Reading the data in the above format from the record itself (the right hand column) we can see the first two values are 36 – this is the page status byte that tells us the status of the page – after this our fixed data starts. In our case the value below represents our Clustered Index key value stored in Little-endian (We need to read each byte left-right, but the whole string right-left). The value 00000b82 represents our clustered index value stored in hexadecimal – the value itself being 2946 for this example.
So we can see that regardless of the Clustered Index not being included in the non-clustered index definition itself, the Clustering key is still stored on the data page.
Comparing this to a page from t2, we can see that there is no difference in what is being stored on the page, regardless of the difference in the definition of the indexes.
What about included columns?

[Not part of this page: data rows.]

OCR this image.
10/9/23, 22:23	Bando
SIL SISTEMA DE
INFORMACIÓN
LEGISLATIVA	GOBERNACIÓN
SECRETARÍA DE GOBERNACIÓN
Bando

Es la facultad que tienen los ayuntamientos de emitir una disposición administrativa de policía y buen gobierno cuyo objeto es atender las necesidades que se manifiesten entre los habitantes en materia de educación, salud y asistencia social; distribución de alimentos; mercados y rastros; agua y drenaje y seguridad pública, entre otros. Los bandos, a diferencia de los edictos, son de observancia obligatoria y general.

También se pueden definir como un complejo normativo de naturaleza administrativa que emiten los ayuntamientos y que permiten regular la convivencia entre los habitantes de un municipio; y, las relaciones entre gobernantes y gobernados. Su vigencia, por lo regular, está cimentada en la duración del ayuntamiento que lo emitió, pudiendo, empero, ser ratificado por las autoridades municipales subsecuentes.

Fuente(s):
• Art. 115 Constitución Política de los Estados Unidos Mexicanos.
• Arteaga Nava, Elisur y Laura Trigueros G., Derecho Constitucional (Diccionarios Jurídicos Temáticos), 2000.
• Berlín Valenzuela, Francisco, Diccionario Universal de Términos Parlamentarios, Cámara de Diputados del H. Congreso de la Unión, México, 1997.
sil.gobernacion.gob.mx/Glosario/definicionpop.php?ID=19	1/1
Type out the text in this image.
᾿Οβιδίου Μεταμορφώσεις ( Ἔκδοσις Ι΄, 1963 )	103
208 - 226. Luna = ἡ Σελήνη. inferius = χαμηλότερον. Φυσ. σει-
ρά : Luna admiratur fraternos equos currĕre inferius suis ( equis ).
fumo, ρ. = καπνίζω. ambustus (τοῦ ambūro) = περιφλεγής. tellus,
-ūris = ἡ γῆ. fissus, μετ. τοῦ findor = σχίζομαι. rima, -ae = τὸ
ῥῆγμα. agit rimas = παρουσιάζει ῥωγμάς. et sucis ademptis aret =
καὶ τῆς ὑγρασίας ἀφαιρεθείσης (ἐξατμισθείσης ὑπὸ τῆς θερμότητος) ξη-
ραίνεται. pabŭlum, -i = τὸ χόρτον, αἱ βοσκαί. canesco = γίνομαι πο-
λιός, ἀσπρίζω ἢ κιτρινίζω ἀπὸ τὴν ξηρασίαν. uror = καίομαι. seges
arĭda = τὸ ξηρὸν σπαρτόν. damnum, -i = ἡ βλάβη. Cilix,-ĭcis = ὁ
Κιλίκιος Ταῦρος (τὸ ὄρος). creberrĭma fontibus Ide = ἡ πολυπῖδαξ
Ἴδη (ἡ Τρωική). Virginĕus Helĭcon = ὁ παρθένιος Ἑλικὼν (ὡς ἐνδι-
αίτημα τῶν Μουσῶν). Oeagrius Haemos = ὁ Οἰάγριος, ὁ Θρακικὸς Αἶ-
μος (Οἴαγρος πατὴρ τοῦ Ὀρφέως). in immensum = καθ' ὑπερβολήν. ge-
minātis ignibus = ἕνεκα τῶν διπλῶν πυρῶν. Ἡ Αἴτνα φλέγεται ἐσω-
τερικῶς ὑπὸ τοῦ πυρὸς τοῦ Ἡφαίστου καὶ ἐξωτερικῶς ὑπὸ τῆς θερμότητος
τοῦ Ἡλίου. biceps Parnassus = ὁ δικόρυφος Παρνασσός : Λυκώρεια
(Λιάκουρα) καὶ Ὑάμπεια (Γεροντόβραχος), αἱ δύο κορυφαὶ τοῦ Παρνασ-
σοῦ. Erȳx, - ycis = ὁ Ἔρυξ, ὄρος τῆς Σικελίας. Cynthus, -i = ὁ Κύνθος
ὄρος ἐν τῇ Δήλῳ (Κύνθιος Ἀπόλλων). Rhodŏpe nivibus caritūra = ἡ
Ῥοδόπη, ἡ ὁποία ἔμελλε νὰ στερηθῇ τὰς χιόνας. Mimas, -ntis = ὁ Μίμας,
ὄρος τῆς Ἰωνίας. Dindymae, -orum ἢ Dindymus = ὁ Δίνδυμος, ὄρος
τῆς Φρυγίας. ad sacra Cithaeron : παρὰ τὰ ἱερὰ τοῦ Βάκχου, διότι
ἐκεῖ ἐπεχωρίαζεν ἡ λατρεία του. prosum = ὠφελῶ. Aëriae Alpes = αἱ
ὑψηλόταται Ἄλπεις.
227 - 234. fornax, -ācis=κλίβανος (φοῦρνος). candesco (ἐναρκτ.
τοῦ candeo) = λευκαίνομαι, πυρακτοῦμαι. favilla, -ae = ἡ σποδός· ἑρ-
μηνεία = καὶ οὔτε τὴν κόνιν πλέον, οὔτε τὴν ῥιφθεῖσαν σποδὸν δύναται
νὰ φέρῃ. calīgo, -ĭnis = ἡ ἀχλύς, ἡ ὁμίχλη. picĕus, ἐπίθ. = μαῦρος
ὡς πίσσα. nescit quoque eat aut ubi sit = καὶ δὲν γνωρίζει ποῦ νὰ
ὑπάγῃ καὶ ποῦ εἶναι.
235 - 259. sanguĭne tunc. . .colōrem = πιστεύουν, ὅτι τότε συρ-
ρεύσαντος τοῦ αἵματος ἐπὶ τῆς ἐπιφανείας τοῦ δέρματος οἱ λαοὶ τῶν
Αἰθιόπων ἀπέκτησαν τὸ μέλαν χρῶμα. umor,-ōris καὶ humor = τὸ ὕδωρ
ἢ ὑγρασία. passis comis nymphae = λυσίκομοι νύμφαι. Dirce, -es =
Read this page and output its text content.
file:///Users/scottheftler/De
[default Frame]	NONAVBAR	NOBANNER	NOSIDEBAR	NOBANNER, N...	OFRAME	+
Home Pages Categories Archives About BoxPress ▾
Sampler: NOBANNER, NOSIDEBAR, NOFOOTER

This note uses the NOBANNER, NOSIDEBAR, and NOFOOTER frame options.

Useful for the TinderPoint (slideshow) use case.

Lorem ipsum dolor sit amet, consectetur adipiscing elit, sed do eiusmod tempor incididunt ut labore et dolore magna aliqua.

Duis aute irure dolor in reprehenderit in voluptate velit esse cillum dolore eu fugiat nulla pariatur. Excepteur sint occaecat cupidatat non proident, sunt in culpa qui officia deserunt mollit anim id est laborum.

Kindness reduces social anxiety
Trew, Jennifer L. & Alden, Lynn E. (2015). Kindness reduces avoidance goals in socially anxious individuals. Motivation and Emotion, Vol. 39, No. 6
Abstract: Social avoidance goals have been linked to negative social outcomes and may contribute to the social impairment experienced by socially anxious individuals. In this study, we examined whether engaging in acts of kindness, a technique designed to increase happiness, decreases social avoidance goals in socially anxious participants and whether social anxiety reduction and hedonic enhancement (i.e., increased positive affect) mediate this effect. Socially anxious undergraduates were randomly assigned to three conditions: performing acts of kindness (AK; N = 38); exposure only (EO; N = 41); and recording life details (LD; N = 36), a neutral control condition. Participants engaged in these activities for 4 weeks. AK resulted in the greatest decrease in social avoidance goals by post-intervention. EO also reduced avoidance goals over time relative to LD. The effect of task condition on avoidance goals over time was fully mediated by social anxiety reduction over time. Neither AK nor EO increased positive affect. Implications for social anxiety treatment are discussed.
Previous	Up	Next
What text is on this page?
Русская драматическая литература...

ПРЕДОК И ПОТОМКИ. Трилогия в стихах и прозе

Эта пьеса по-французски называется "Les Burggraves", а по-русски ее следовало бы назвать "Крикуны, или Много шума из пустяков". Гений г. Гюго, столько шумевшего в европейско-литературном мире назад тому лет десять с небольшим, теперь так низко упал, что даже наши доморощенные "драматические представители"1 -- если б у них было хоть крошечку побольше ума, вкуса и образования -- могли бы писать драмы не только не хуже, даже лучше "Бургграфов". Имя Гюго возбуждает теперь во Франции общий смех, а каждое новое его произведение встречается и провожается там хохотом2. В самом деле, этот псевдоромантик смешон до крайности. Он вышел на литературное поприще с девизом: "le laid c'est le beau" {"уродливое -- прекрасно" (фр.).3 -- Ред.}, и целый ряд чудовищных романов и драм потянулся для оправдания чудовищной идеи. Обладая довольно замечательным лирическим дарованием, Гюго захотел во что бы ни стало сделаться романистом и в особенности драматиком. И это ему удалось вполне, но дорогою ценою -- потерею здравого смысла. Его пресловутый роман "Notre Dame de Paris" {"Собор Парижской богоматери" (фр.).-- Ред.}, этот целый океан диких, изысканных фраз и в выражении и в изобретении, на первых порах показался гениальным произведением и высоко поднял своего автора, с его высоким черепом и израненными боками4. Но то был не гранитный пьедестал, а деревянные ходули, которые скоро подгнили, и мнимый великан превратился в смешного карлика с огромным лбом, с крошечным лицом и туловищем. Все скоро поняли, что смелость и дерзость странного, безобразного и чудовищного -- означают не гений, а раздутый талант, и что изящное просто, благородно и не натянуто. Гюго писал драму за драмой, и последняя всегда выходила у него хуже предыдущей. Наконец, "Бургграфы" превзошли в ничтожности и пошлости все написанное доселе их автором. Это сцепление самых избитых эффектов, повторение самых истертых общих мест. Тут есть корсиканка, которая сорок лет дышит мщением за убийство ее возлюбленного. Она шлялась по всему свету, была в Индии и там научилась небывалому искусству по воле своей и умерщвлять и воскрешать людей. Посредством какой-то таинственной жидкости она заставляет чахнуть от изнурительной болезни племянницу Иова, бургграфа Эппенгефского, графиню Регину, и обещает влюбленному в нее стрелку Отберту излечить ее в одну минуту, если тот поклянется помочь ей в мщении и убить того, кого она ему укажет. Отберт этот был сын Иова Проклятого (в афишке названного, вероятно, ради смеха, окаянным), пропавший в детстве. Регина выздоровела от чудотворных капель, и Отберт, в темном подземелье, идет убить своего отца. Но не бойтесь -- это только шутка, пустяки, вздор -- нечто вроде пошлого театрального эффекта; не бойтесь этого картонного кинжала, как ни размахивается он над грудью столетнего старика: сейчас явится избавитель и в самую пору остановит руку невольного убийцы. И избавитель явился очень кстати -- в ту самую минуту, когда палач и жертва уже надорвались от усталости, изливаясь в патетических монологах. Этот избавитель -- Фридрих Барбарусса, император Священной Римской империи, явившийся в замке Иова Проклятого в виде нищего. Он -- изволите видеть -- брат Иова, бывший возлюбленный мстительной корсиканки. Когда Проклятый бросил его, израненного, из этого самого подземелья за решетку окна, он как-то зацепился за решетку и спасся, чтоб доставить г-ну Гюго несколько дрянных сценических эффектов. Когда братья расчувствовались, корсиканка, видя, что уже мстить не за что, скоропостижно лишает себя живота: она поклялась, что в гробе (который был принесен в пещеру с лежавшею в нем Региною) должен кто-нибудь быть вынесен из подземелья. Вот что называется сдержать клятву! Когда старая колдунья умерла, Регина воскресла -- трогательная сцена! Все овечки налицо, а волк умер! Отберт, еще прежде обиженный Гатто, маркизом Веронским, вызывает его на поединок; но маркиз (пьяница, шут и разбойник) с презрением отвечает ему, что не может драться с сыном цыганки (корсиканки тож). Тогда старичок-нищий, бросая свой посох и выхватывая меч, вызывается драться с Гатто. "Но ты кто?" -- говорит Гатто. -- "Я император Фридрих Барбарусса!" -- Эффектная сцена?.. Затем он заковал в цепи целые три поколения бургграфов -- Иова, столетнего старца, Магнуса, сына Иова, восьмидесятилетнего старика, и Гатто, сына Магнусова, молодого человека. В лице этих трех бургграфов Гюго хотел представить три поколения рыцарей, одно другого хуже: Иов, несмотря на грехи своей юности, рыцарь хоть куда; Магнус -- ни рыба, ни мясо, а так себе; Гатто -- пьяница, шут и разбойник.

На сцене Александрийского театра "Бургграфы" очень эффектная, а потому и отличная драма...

Does the Id column get added to intermediary nodes on the b-tree?
Replicating all of the above, but changing the t1 index definition to the below gives us our answer
CREATE NONCLUSTERED INDEX t2Index ON t2 (txt) INCLUDE (id);
Dumping the pages for IndexLevel 1 we get the following results for t1 and t2 respectively
Again we can see that the first byte contains our page status, and the 4 following bytes refer to the Clustered Index Key, regardless of whether id is included in the index definition or not.
Rather confusingly, you can both add the clustered index key to a non-clustered index definition and script out that index definition with the clustered index key included, but the clustered index is always included regardless. This means that including the clustered index key columns in a non-clustered index makes no difference whatsoever to the underlying data that is actually stored.